Baz Luhrmann’s theatrical ode to Paris’s turn-of-the-century Bohemian Revolution, Moulin Rouge!, can be viewed as a nostalgic plea for both a period in history and a classic cinematic narrative.
The film, as most of us know, is a sort of campy reimagining of big-name pop songs in the context of a seedy Parisian gentleman’s club. The way that Moulin Rouge! is shot (each frame displaying as much exaggerated opulence as possible) almost suggests self-mocking on behalf of Luhrmann, but also points to his yearning for the cinema that invented filmic cliché- for a time when dramatic gasps expressed unbridled shock and lingering stares certainly meant a budding romance. He crafts each set piece, costume, and character action with a precision that feels haphazard, often with dizzying results. This reminds the audience of a time when entertainment value was measured in the emotional response elicited by a work of theater, and is further enhanced, especially in the beginning, by frenzied dialogue that is senseless and lightning-fast. It is often in the immediately recognizable songs that the audience makes sense of the narrative.
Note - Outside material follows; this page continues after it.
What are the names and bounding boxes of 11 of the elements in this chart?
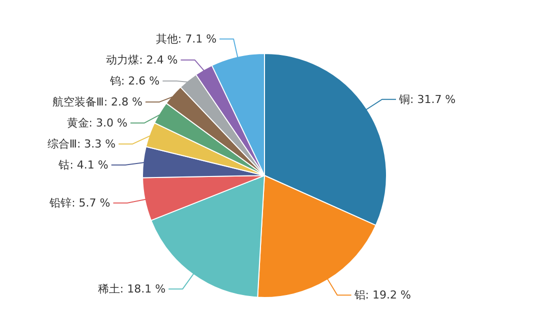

Such infusion of the present with the past was obviously Luhrmann’s goal, as he says himself in the DVD commentary: “[the] whole stylistic premise has been to decode what the Moulin Rouge was to the audiences of 1899 and express that same thrill and excitement in a way to which contemporary movie-goers can relate.” The film is based on the operas La Traviata and La Boheme and strives to communicate high art to the MTV Generation (a challenge he also undertakes in 1996’s Romeo+Juliet). Such themes are a comment on the prevalent perception (and slight truth) that our generation cares nothing for the art of yesteryear, and is only concerned with what we see produced in our time. By facilitating a dialogue between the two, Luhrmann’s nostalgia for past forms of art successfully bridges them with current social philosophies.